A casino is a gambling establishment offering a wide variety of games of chance to its patrons. Games include slot machines, blackjack, roulette, craps and baccarat. Some casinos offer a variety of themed games to appeal to different audiences, such as sports and culture.

Gambling in one form or another has been around since prehistoric times, with primitive protodice and carved six-sided dice found in archeological sites. But the casino as a central place to find a variety of ways to gamble under one roof did not develop until the 16th century, when a gambling craze hit Europe. Italian aristocrats would hold private parties, called ridotti, in their villas during this time; while technically illegal, these gambling clubs were often not bothered by the authorities.
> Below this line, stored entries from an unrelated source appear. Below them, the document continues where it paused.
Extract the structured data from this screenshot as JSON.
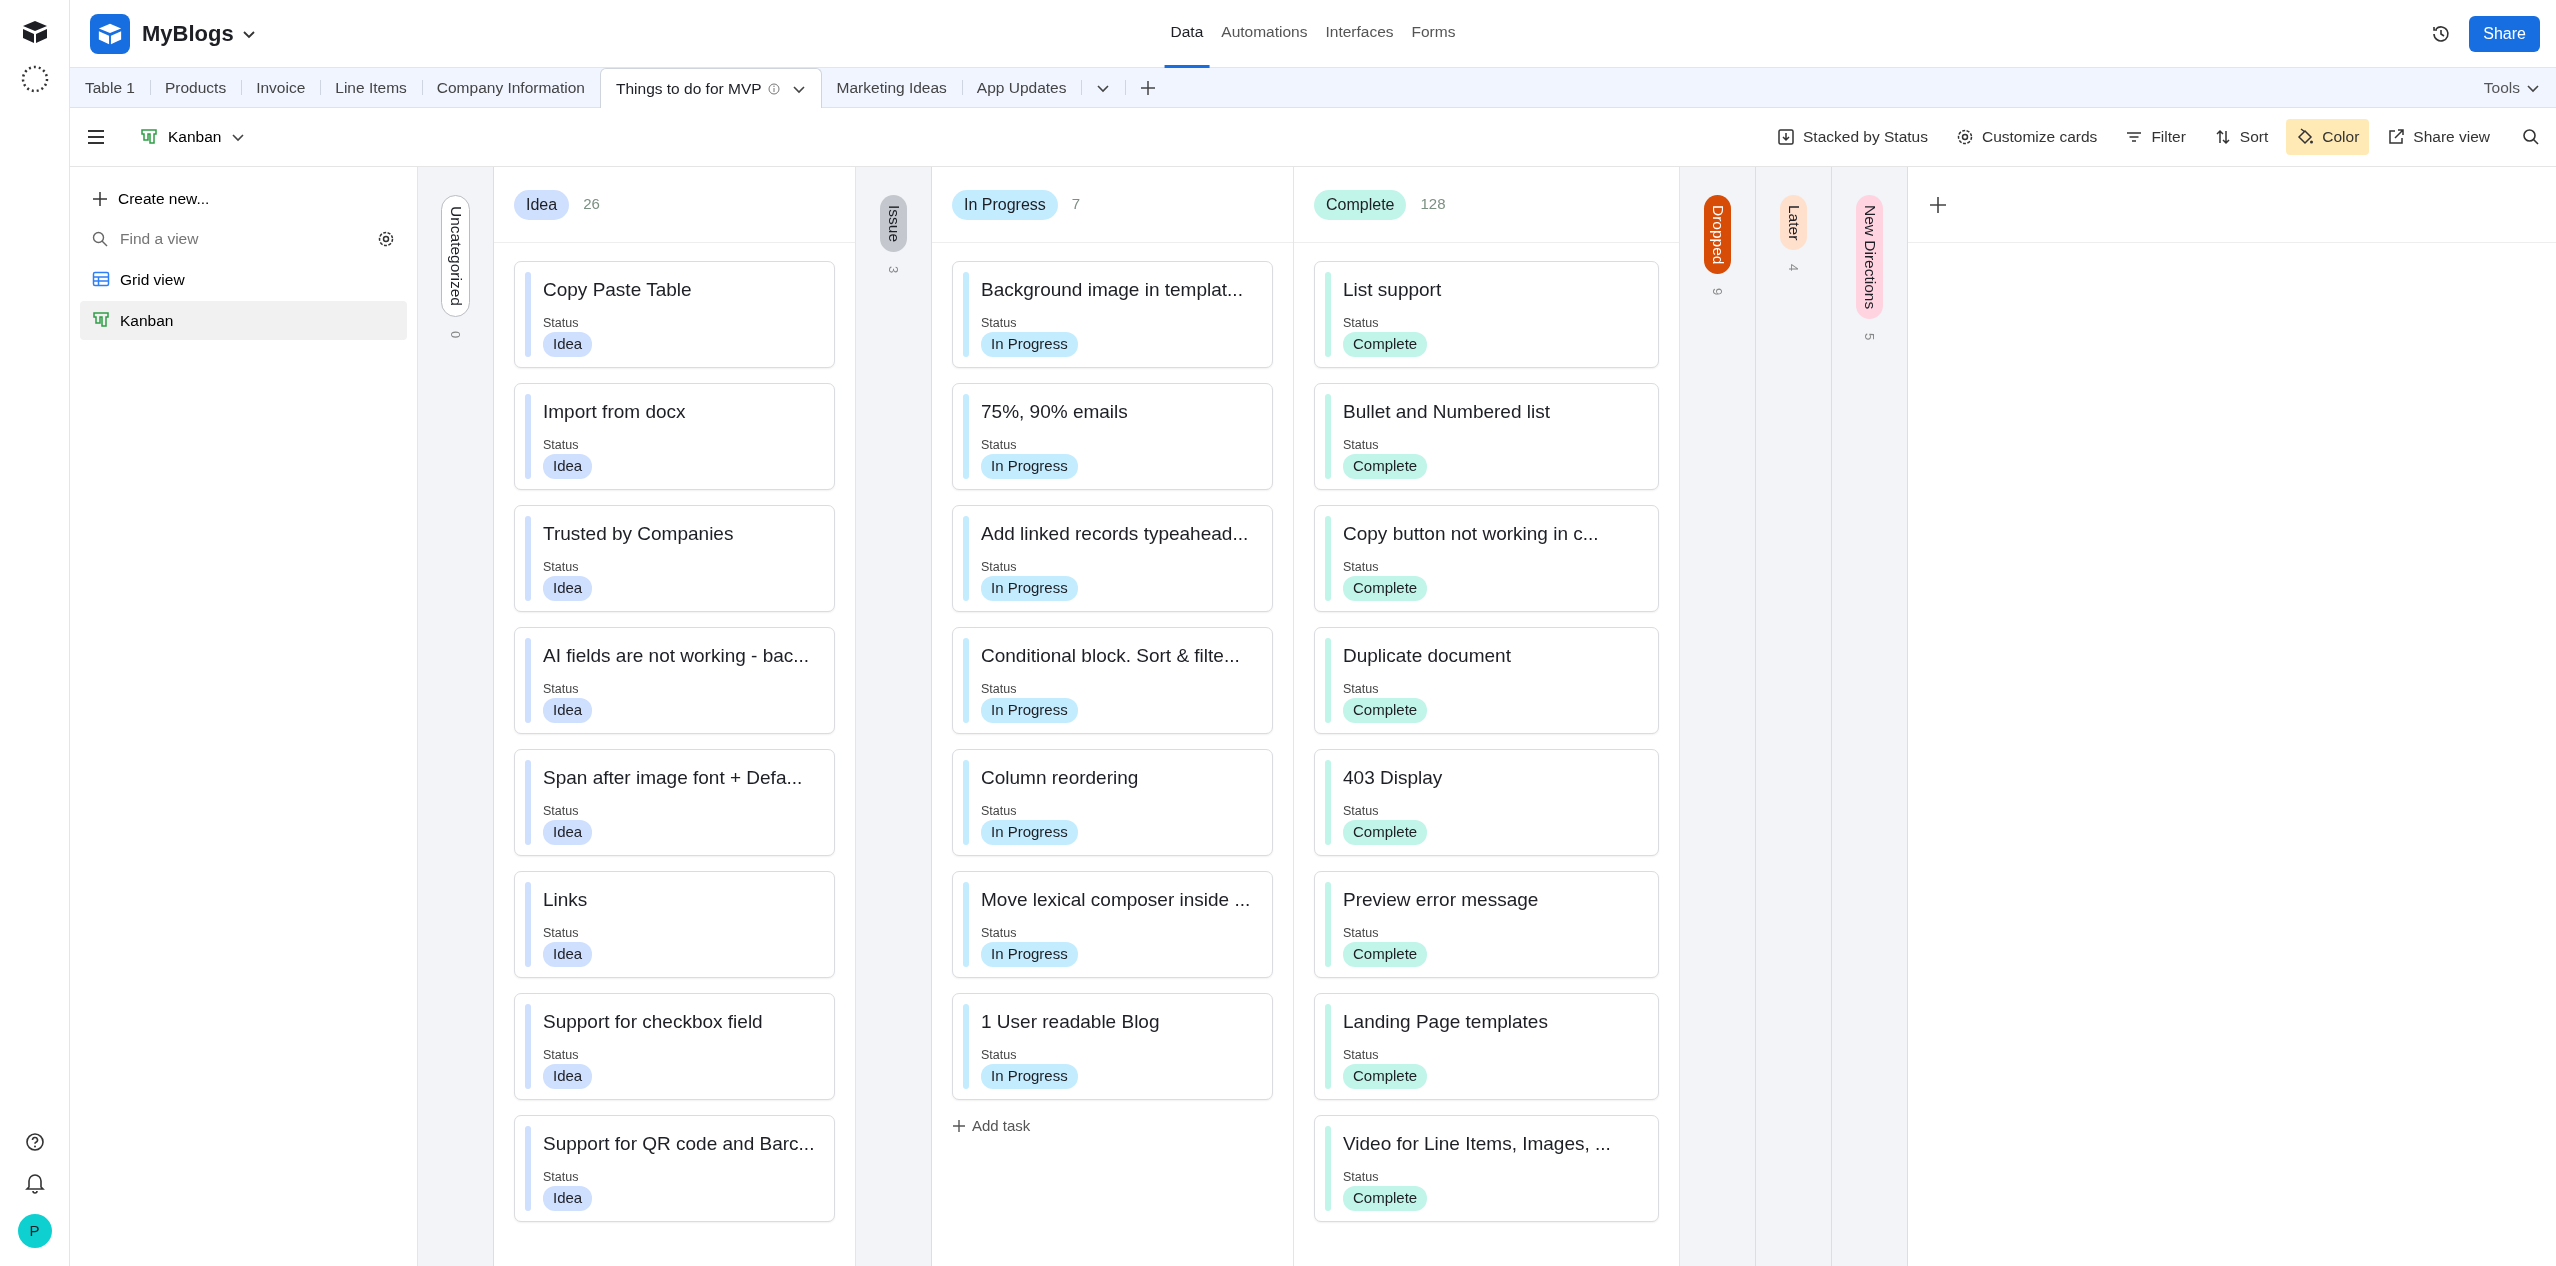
{
  "rail": {
    "avatar": "P"
  },
  "base": {
    "name": "MyBlogs"
  },
  "top_nav": [
    {
      "label": "Data",
      "selected": true
    },
    {
      "label": "Automations",
      "selected": false
    },
    {
      "label": "Interfaces",
      "selected": false
    },
    {
      "label": "Forms",
      "selected": false
    }
  ],
  "share_button": "Share",
  "tabs": [
    {
      "label": "Table 1",
      "selected": false
    },
    {
      "label": "Products",
      "selected": false
    },
    {
      "label": "Invoice",
      "selected": false
    },
    {
      "label": "Line Items",
      "selected": false
    },
    {
      "label": "Company Information",
      "selected": false
    },
    {
      "label": "Things to do for MVP",
      "selected": true
    },
    {
      "label": "Marketing Ideas",
      "selected": false
    },
    {
      "label": "App Updates",
      "selected": false
    }
  ],
  "tools": "Tools",
  "view_switcher": "Kanban",
  "toolbar": [
    {
      "kind": "stack",
      "label": "Stacked by Status",
      "on": false
    },
    {
      "kind": "customize",
      "label": "Customize cards",
      "on": false
    },
    {
      "kind": "filter",
      "label": "Filter",
      "on": false
    },
    {
      "kind": "sort",
      "label": "Sort",
      "on": false
    },
    {
      "kind": "color",
      "label": "Color",
      "on": true
    },
    {
      "kind": "share",
      "label": "Share view",
      "on": false
    }
  ],
  "sidebar": {
    "create": "Create new...",
    "search": {
      "placeholder": "Find a view"
    },
    "items": [
      {
        "kind": "grid",
        "label": "Grid view",
        "selected": false
      },
      {
        "kind": "kanban",
        "label": "Kanban",
        "selected": true
      }
    ]
  },
  "columns": [
    {
      "kind": "collapsed",
      "name": "Uncategorized",
      "count": "0",
      "color": "#ffffff"
    },
    {
      "kind": "expanded",
      "name": "Idea",
      "count": "26",
      "color": "#cfdffe",
      "cards": [
        {
          "title": "Copy Paste Table",
          "field": "Status",
          "status": "Idea"
        },
        {
          "title": "Import from docx",
          "field": "Status",
          "status": "Idea"
        },
        {
          "title": "Trusted by Companies",
          "field": "Status",
          "status": "Idea"
        },
        {
          "title": "AI fields are not working - bac...",
          "field": "Status",
          "status": "Idea"
        },
        {
          "title": "Span after image font + Defa...",
          "field": "Status",
          "status": "Idea"
        },
        {
          "title": "Links",
          "field": "Status",
          "status": "Idea"
        },
        {
          "title": "Support for checkbox field",
          "field": "Status",
          "status": "Idea"
        },
        {
          "title": "Support for QR code and Barc...",
          "field": "Status",
          "status": "Idea"
        }
      ]
    },
    {
      "kind": "collapsed",
      "name": "Issue",
      "count": "3",
      "color": "#c4c7cd"
    },
    {
      "kind": "expanded",
      "name": "In Progress",
      "count": "7",
      "color": "#c4ecff",
      "add": "Add task",
      "cards": [
        {
          "title": "Background image in templat...",
          "field": "Status",
          "status": "In Progress"
        },
        {
          "title": "75%, 90% emails",
          "field": "Status",
          "status": "In Progress"
        },
        {
          "title": "Add linked records typeahead...",
          "field": "Status",
          "status": "In Progress"
        },
        {
          "title": "Conditional block. Sort & filte...",
          "field": "Status",
          "status": "In Progress"
        },
        {
          "title": "Column reordering",
          "field": "Status",
          "status": "In Progress"
        },
        {
          "title": "Move lexical composer inside ...",
          "field": "Status",
          "status": "In Progress"
        },
        {
          "title": "1 User readable Blog",
          "field": "Status",
          "status": "In Progress"
        }
      ]
    },
    {
      "kind": "expanded",
      "name": "Complete",
      "count": "128",
      "color": "#c2f5e9",
      "cards": [
        {
          "title": "List support",
          "field": "Status",
          "status": "Complete"
        },
        {
          "title": "Bullet and Numbered list",
          "field": "Status",
          "status": "Complete"
        },
        {
          "title": "Copy button not working in c...",
          "field": "Status",
          "status": "Complete"
        },
        {
          "title": "Duplicate document",
          "field": "Status",
          "status": "Complete"
        },
        {
          "title": "403 Display",
          "field": "Status",
          "status": "Complete"
        },
        {
          "title": "Preview error message",
          "field": "Status",
          "status": "Complete"
        },
        {
          "title": "Landing Page templates",
          "field": "Status",
          "status": "Complete"
        },
        {
          "title": "Video for Line Items, Images, ...",
          "field": "Status",
          "status": "Complete"
        }
      ]
    },
    {
      "kind": "collapsed",
      "name": "Dropped",
      "count": "9",
      "color": "#d74d07"
    },
    {
      "kind": "collapsed",
      "name": "Later",
      "count": "4",
      "color": "#ffe0cc"
    },
    {
      "kind": "collapsed",
      "name": "New Directions",
      "count": "5",
      "color": "#ffd4e0"
    }
  ]
}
Casinos employ a number of security measures to keep their patrons and assets safe. Some of the most visible are security cameras, but many casinos also rely on rules of conduct and behavior to prevent cheating and theft. A friend of mine once worked security at a casino in Atlantic City and quit after three months because he was so disgusted by the people who stood at slot machines soiling themselves because they thought they were on winning streaks.

Casinos are huge businesses, bringing in billions of dollars each year. While they have to spend a lot of money on things like spectacular shows, lighted fountains and luxury hotels, the bulk of their profits comes from games of chance. Every game has a built in edge for the casino, but this small profit margin is enough to support the millions of bets placed each day by people who want to try their luck at winning a fortune.